Safety and Security from a Language Engineering Perspective
A brief heads-up on today’s WJAX talk
When I started my writing here on Medium, I planned to write original stuff (as I did in all my posts so far), but also to “reuse” other stuff I’ve been producing for other media. This is the first post in this second style; it’s shorter, because it references other material, slides in this case. I gave a talk at the WJAX conference today with Bernd Kolb called Safer Software Through Better Abstractions and Static Analysis.

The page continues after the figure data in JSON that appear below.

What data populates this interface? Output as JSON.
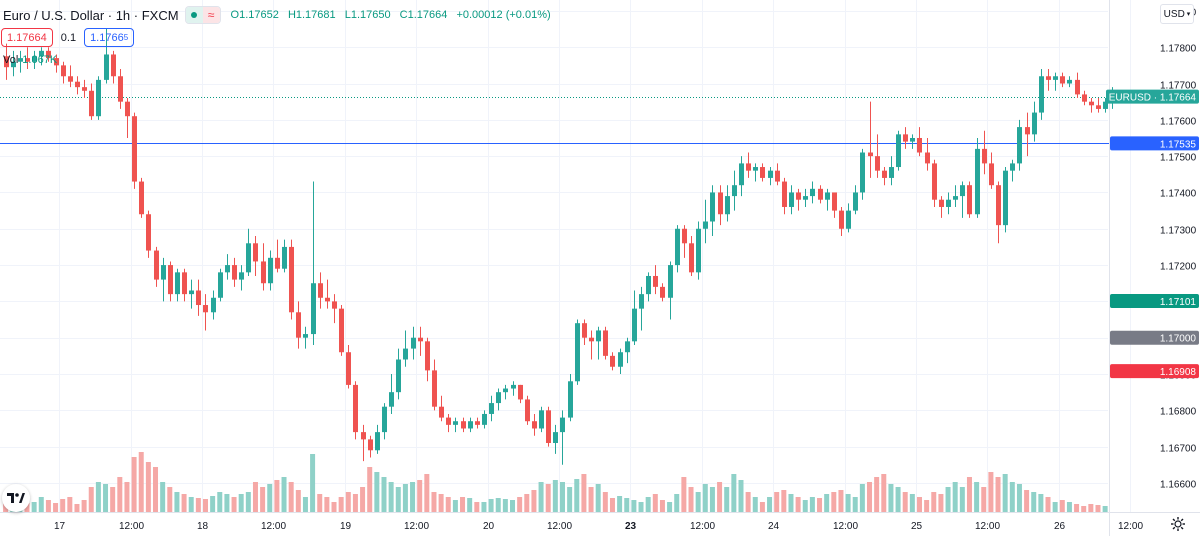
{
  "header": {
    "title": "Euro / U.S. Dollar · 1h · FXCM",
    "ohlc": {
      "open": "O1.17652",
      "high": "H1.17681",
      "low": "L1.17650",
      "close": "C1.17664",
      "change": "+0.00012 (+0.01%)"
    },
    "sell_price": "1.17664",
    "spread": "0.1",
    "buy_price_main": "1.1766",
    "buy_price_sup": "5",
    "volume_label": "Vol",
    "volume_value": "1.067K",
    "currency": "USD"
  },
  "colors": {
    "up": "#26a69a",
    "down": "#ef5350",
    "up_volume": "#8fd1c8",
    "down_volume": "#f5a8a6",
    "horizontal_line": "#2962ff",
    "current_price_line": "#089981",
    "grid": "#f0f3fa"
  },
  "price_labels": {
    "symbol_tag": "EURUSD · 1.17664",
    "line_price": "1.17535",
    "green_tag": "1.17101",
    "grey_tag": "1.17000",
    "red_tag": "1.16908"
  },
  "chart_data": {
    "type": "candlestick",
    "symbol": "EURUSD",
    "interval": "1h",
    "y_axis_ticks": [
      "1.17900",
      "1.17800",
      "1.17700",
      "1.17600",
      "1.17500",
      "1.17400",
      "1.17300",
      "1.17200",
      "1.17100",
      "1.17000",
      "1.16900",
      "1.16800",
      "1.16700",
      "1.16600"
    ],
    "ylim": [
      1.1652,
      1.1793
    ],
    "x_axis_ticks": [
      "17",
      "12:00",
      "18",
      "12:00",
      "19",
      "12:00",
      "20",
      "12:00",
      "23",
      "12:00",
      "24",
      "12:00",
      "25",
      "12:00",
      "26",
      "12:00"
    ],
    "x_tick_bar_index": [
      8,
      18,
      28,
      38,
      48,
      58,
      68,
      78,
      88,
      98,
      108,
      118,
      128,
      138,
      148,
      158
    ],
    "horizontal_line": 1.17535,
    "last_price": 1.17664,
    "candles_ohlc": [
      [
        1.17775,
        1.1781,
        1.1771,
        1.17745
      ],
      [
        1.17745,
        1.1779,
        1.1772,
        1.1776
      ],
      [
        1.1776,
        1.1779,
        1.1773,
        1.1777
      ],
      [
        1.1777,
        1.178,
        1.1774,
        1.1776
      ],
      [
        1.1776,
        1.1779,
        1.1774,
        1.17775
      ],
      [
        1.17775,
        1.178,
        1.1775,
        1.1779
      ],
      [
        1.1779,
        1.178,
        1.1776,
        1.1777
      ],
      [
        1.1777,
        1.1778,
        1.1773,
        1.1775
      ],
      [
        1.1775,
        1.1776,
        1.177,
        1.1772
      ],
      [
        1.1772,
        1.1775,
        1.1769,
        1.17705
      ],
      [
        1.17705,
        1.1772,
        1.1767,
        1.1769
      ],
      [
        1.1769,
        1.1771,
        1.1766,
        1.1768
      ],
      [
        1.1768,
        1.177,
        1.176,
        1.1761
      ],
      [
        1.1761,
        1.1772,
        1.176,
        1.1771
      ],
      [
        1.1771,
        1.1785,
        1.177,
        1.1778
      ],
      [
        1.1778,
        1.1779,
        1.177,
        1.1772
      ],
      [
        1.1772,
        1.1774,
        1.1763,
        1.1765
      ],
      [
        1.1765,
        1.1766,
        1.1755,
        1.1761
      ],
      [
        1.1761,
        1.1762,
        1.1741,
        1.1743
      ],
      [
        1.1743,
        1.1744,
        1.1733,
        1.1734
      ],
      [
        1.1734,
        1.1735,
        1.1722,
        1.1724
      ],
      [
        1.1724,
        1.1725,
        1.1714,
        1.1716
      ],
      [
        1.1716,
        1.1722,
        1.171,
        1.172
      ],
      [
        1.172,
        1.1721,
        1.171,
        1.1712
      ],
      [
        1.1712,
        1.1719,
        1.171,
        1.1718
      ],
      [
        1.1718,
        1.1719,
        1.171,
        1.1712
      ],
      [
        1.1712,
        1.1716,
        1.1708,
        1.1713
      ],
      [
        1.1713,
        1.1716,
        1.1706,
        1.1709
      ],
      [
        1.1709,
        1.1712,
        1.1702,
        1.1707
      ],
      [
        1.1707,
        1.1713,
        1.1705,
        1.1711
      ],
      [
        1.1711,
        1.1719,
        1.171,
        1.1718
      ],
      [
        1.1718,
        1.1723,
        1.1716,
        1.172
      ],
      [
        1.172,
        1.1722,
        1.1714,
        1.1716
      ],
      [
        1.1716,
        1.172,
        1.1713,
        1.1718
      ],
      [
        1.1718,
        1.173,
        1.1717,
        1.1726
      ],
      [
        1.1726,
        1.1728,
        1.1717,
        1.1721
      ],
      [
        1.1721,
        1.1726,
        1.1713,
        1.1715
      ],
      [
        1.1715,
        1.1724,
        1.1713,
        1.1722
      ],
      [
        1.1722,
        1.1727,
        1.1718,
        1.1719
      ],
      [
        1.1719,
        1.1727,
        1.1718,
        1.1725
      ],
      [
        1.1725,
        1.1727,
        1.1705,
        1.1707
      ],
      [
        1.1707,
        1.171,
        1.1697,
        1.17
      ],
      [
        1.17,
        1.1703,
        1.1697,
        1.1701
      ],
      [
        1.1701,
        1.1743,
        1.1698,
        1.1715
      ],
      [
        1.1715,
        1.1718,
        1.1708,
        1.1711
      ],
      [
        1.1711,
        1.1716,
        1.1708,
        1.171
      ],
      [
        1.171,
        1.1712,
        1.1704,
        1.1708
      ],
      [
        1.1708,
        1.1709,
        1.1695,
        1.1696
      ],
      [
        1.1696,
        1.1698,
        1.1686,
        1.1687
      ],
      [
        1.1687,
        1.1688,
        1.1672,
        1.1674
      ],
      [
        1.1674,
        1.1676,
        1.1666,
        1.1672
      ],
      [
        1.1672,
        1.1673,
        1.1667,
        1.1669
      ],
      [
        1.1669,
        1.1676,
        1.1668,
        1.1674
      ],
      [
        1.1674,
        1.1682,
        1.1672,
        1.1681
      ],
      [
        1.1681,
        1.169,
        1.1679,
        1.1685
      ],
      [
        1.1685,
        1.1697,
        1.1683,
        1.1694
      ],
      [
        1.1694,
        1.1702,
        1.1692,
        1.1697
      ],
      [
        1.1697,
        1.1703,
        1.1694,
        1.17
      ],
      [
        1.17,
        1.1703,
        1.1695,
        1.1699
      ],
      [
        1.1699,
        1.17,
        1.1688,
        1.1691
      ],
      [
        1.1691,
        1.1694,
        1.168,
        1.1681
      ],
      [
        1.1681,
        1.1684,
        1.1677,
        1.1678
      ],
      [
        1.1678,
        1.1679,
        1.1674,
        1.1676
      ],
      [
        1.1676,
        1.1678,
        1.1674,
        1.1677
      ],
      [
        1.1677,
        1.1678,
        1.1674,
        1.1675
      ],
      [
        1.1675,
        1.1678,
        1.1674,
        1.1677
      ],
      [
        1.1677,
        1.1678,
        1.1675,
        1.1676
      ],
      [
        1.1676,
        1.168,
        1.1675,
        1.1679
      ],
      [
        1.1679,
        1.1684,
        1.1677,
        1.1682
      ],
      [
        1.1682,
        1.1686,
        1.168,
        1.1685
      ],
      [
        1.1685,
        1.1687,
        1.1683,
        1.1686
      ],
      [
        1.1686,
        1.1688,
        1.1684,
        1.1687
      ],
      [
        1.1687,
        1.1687,
        1.1682,
        1.1683
      ],
      [
        1.1683,
        1.1684,
        1.1676,
        1.1677
      ],
      [
        1.1677,
        1.1679,
        1.1673,
        1.1675
      ],
      [
        1.1675,
        1.1681,
        1.1674,
        1.168
      ],
      [
        1.168,
        1.1681,
        1.167,
        1.1671
      ],
      [
        1.1671,
        1.1676,
        1.1668,
        1.1674
      ],
      [
        1.1674,
        1.168,
        1.1665,
        1.1678
      ],
      [
        1.1678,
        1.169,
        1.1677,
        1.1688
      ],
      [
        1.1688,
        1.1705,
        1.1687,
        1.1704
      ],
      [
        1.1704,
        1.1705,
        1.1698,
        1.17
      ],
      [
        1.17,
        1.1702,
        1.1694,
        1.1699
      ],
      [
        1.1699,
        1.1703,
        1.1694,
        1.1702
      ],
      [
        1.1702,
        1.1703,
        1.1694,
        1.1695
      ],
      [
        1.1695,
        1.1696,
        1.1691,
        1.1692
      ],
      [
        1.1692,
        1.1697,
        1.169,
        1.1696
      ],
      [
        1.1696,
        1.17,
        1.1693,
        1.1699
      ],
      [
        1.1699,
        1.1713,
        1.1698,
        1.1708
      ],
      [
        1.1708,
        1.1714,
        1.1702,
        1.1712
      ],
      [
        1.1712,
        1.1718,
        1.171,
        1.1717
      ],
      [
        1.1717,
        1.172,
        1.1712,
        1.1714
      ],
      [
        1.1714,
        1.1715,
        1.171,
        1.1711
      ],
      [
        1.1711,
        1.1721,
        1.1705,
        1.172
      ],
      [
        1.172,
        1.1731,
        1.1718,
        1.173
      ],
      [
        1.173,
        1.1731,
        1.1722,
        1.1726
      ],
      [
        1.1726,
        1.1728,
        1.1717,
        1.1718
      ],
      [
        1.1718,
        1.1732,
        1.1716,
        1.173
      ],
      [
        1.173,
        1.1738,
        1.1726,
        1.1732
      ],
      [
        1.1732,
        1.1742,
        1.1728,
        1.174
      ],
      [
        1.174,
        1.1742,
        1.1731,
        1.1734
      ],
      [
        1.1734,
        1.1742,
        1.1732,
        1.1739
      ],
      [
        1.1739,
        1.1746,
        1.1735,
        1.1742
      ],
      [
        1.1742,
        1.175,
        1.1739,
        1.1748
      ],
      [
        1.1748,
        1.1751,
        1.1744,
        1.1746
      ],
      [
        1.1746,
        1.1748,
        1.1743,
        1.1747
      ],
      [
        1.1747,
        1.1748,
        1.1743,
        1.1744
      ],
      [
        1.1744,
        1.1747,
        1.1742,
        1.1746
      ],
      [
        1.1746,
        1.1748,
        1.1742,
        1.1743
      ],
      [
        1.1743,
        1.1744,
        1.1734,
        1.1736
      ],
      [
        1.1736,
        1.1742,
        1.1734,
        1.174
      ],
      [
        1.174,
        1.1741,
        1.1735,
        1.1738
      ],
      [
        1.1738,
        1.1741,
        1.1736,
        1.1739
      ],
      [
        1.1739,
        1.1743,
        1.1737,
        1.1741
      ],
      [
        1.1741,
        1.1742,
        1.1737,
        1.1738
      ],
      [
        1.1738,
        1.1741,
        1.1735,
        1.174
      ],
      [
        1.174,
        1.174,
        1.1733,
        1.1735
      ],
      [
        1.1735,
        1.1736,
        1.1728,
        1.173
      ],
      [
        1.173,
        1.1737,
        1.1729,
        1.1735
      ],
      [
        1.1735,
        1.1742,
        1.1734,
        1.174
      ],
      [
        1.174,
        1.1752,
        1.1738,
        1.1751
      ],
      [
        1.1751,
        1.1765,
        1.1744,
        1.175
      ],
      [
        1.175,
        1.1756,
        1.1744,
        1.1746
      ],
      [
        1.1746,
        1.1747,
        1.1742,
        1.1744
      ],
      [
        1.1744,
        1.175,
        1.1742,
        1.1747
      ],
      [
        1.1747,
        1.1757,
        1.1746,
        1.1756
      ],
      [
        1.1756,
        1.1758,
        1.1752,
        1.1754
      ],
      [
        1.1754,
        1.1756,
        1.1752,
        1.1755
      ],
      [
        1.1755,
        1.1758,
        1.175,
        1.1751
      ],
      [
        1.1751,
        1.1755,
        1.1746,
        1.1748
      ],
      [
        1.1748,
        1.1749,
        1.1736,
        1.1738
      ],
      [
        1.1738,
        1.1739,
        1.1733,
        1.1736
      ],
      [
        1.1736,
        1.174,
        1.1734,
        1.1738
      ],
      [
        1.1738,
        1.1742,
        1.1736,
        1.1739
      ],
      [
        1.1739,
        1.1743,
        1.1733,
        1.1742
      ],
      [
        1.1742,
        1.1743,
        1.1733,
        1.1734
      ],
      [
        1.1734,
        1.1755,
        1.1733,
        1.1752
      ],
      [
        1.1752,
        1.1757,
        1.1745,
        1.1748
      ],
      [
        1.1748,
        1.1751,
        1.1741,
        1.1742
      ],
      [
        1.1742,
        1.1743,
        1.1726,
        1.1731
      ],
      [
        1.1731,
        1.1747,
        1.1729,
        1.1746
      ],
      [
        1.1746,
        1.1749,
        1.1743,
        1.1748
      ],
      [
        1.1748,
        1.176,
        1.1746,
        1.1758
      ],
      [
        1.1758,
        1.1762,
        1.175,
        1.1756
      ],
      [
        1.1756,
        1.1765,
        1.1754,
        1.1762
      ],
      [
        1.1762,
        1.1774,
        1.176,
        1.1772
      ],
      [
        1.1772,
        1.1774,
        1.1768,
        1.1771
      ],
      [
        1.1771,
        1.1773,
        1.1768,
        1.1772
      ],
      [
        1.1772,
        1.1773,
        1.1769,
        1.177
      ],
      [
        1.177,
        1.1772,
        1.1769,
        1.1771
      ],
      [
        1.1771,
        1.1773,
        1.1766,
        1.1767
      ],
      [
        1.1767,
        1.1768,
        1.1764,
        1.1765
      ],
      [
        1.1765,
        1.1766,
        1.1762,
        1.1764
      ],
      [
        1.1764,
        1.1766,
        1.1762,
        1.1763
      ],
      [
        1.1763,
        1.1766,
        1.1762,
        1.1765
      ],
      [
        1.1765,
        1.1769,
        1.1763,
        1.1765
      ],
      [
        1.17652,
        1.17681,
        1.1765,
        1.17664
      ]
    ],
    "volume": [
      0.12,
      0.05,
      0.07,
      0.09,
      0.1,
      0.15,
      0.12,
      0.09,
      0.13,
      0.15,
      0.08,
      0.12,
      0.25,
      0.3,
      0.28,
      0.25,
      0.35,
      0.3,
      0.55,
      0.6,
      0.5,
      0.45,
      0.3,
      0.25,
      0.2,
      0.18,
      0.15,
      0.14,
      0.13,
      0.16,
      0.2,
      0.18,
      0.15,
      0.18,
      0.2,
      0.3,
      0.25,
      0.28,
      0.32,
      0.35,
      0.3,
      0.22,
      0.15,
      0.58,
      0.18,
      0.15,
      0.1,
      0.15,
      0.2,
      0.18,
      0.25,
      0.45,
      0.4,
      0.35,
      0.3,
      0.25,
      0.28,
      0.3,
      0.32,
      0.38,
      0.2,
      0.18,
      0.15,
      0.12,
      0.15,
      0.14,
      0.1,
      0.1,
      0.13,
      0.14,
      0.13,
      0.12,
      0.15,
      0.18,
      0.22,
      0.3,
      0.28,
      0.32,
      0.3,
      0.25,
      0.33,
      0.38,
      0.25,
      0.28,
      0.2,
      0.14,
      0.16,
      0.14,
      0.12,
      0.1,
      0.15,
      0.18,
      0.12,
      0.1,
      0.18,
      0.35,
      0.25,
      0.2,
      0.28,
      0.25,
      0.3,
      0.25,
      0.38,
      0.32,
      0.2,
      0.15,
      0.1,
      0.15,
      0.2,
      0.22,
      0.18,
      0.15,
      0.12,
      0.15,
      0.14,
      0.18,
      0.2,
      0.22,
      0.18,
      0.15,
      0.28,
      0.3,
      0.35,
      0.38,
      0.28,
      0.25,
      0.2,
      0.18,
      0.15,
      0.12,
      0.2,
      0.18,
      0.25,
      0.3,
      0.25,
      0.35,
      0.3,
      0.25,
      0.4,
      0.35,
      0.38,
      0.3,
      0.28,
      0.22,
      0.2,
      0.18,
      0.15,
      0.1,
      0.12,
      0.1,
      0.08,
      0.06,
      0.08,
      0.07,
      0.06
    ]
  }
}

A few years ago, Gary McGraw published a book called Software Security, where he looks at flaws in the implementation of a software system that can be exploited maliciously. Traditionally, security is seen more like a process issue (education/awareness, reviews, pen testing) or a matter of architecture (authentication, encryption, DMZs, runtime monitoring). And of course, both of those are very relevant. But bugs in the implementation are also a problem as we know from loads of security exploits in SSL libraries (Heartbleed, goto fail) or blockchain contracts (the DAO and several other more recent ones). Many others examples exist. I liked Gary’s book, and we expand on this perspective by looking at language extensions that prevent security problems constructively, and to other extensions that make analysis or review simpler. Of course, many of the ideas are “the usual language engineering stuff”, but applying them to security is relevant, I think.
Check out the slides here; I add a few more comments below.
Here are some of the core ideas:
· Security, Safety and Robustness cannot be separated. In some sense, security are maliciously exploited robustness issues, safety issues are just “unfortunate”. You also hear sentences like “this exploit constitutes a massive safety risk”, further illustrating the relationship. Yes, there are some particular security risks as well (e.g., making sure key material cannot be read from a memory image). But there’s a lot of overlap.
· By using better languages, many low level errors are avoided. Things like mbeddr’s statemachines, a first-class extension for gotofail-style error handling or wiping of the stack when a leaving a scope (for key material) can be supported by the language directly.
· Advanced type systems, such as those that support option types (to avoid null dereferencing), number ranges (to avoid overflows) or support tagging (to track tainted data) are relatively easy to build and are a quick win.
· Program verification techniques, such as SMT solving or model checking, can find non-trivial problems. Sure, trying to use those for the high-hanging fruits is very non-trivial. But the low hanging ones are easier to reach and should be harvested.
· High Quality Tests are crucial. Measure coverage, generate test cases, use mutation testing. The tools exist. Learn them!
· Better abstractions and notations, such as tables, state machines, or mathematical formulas are much easier to read than “code”. They make review easier, and thus, make the code more trustworthy.
· Make programs simulatable by stakeholders, because, again, this helps program understanding and thus reduces the likelihood of unintended behaviors.
Just to repeat: we are not suggesting that “classical” security techniques like penetration testing are not needed or not useful. But we do think the stuff in these slides is very relevant as well.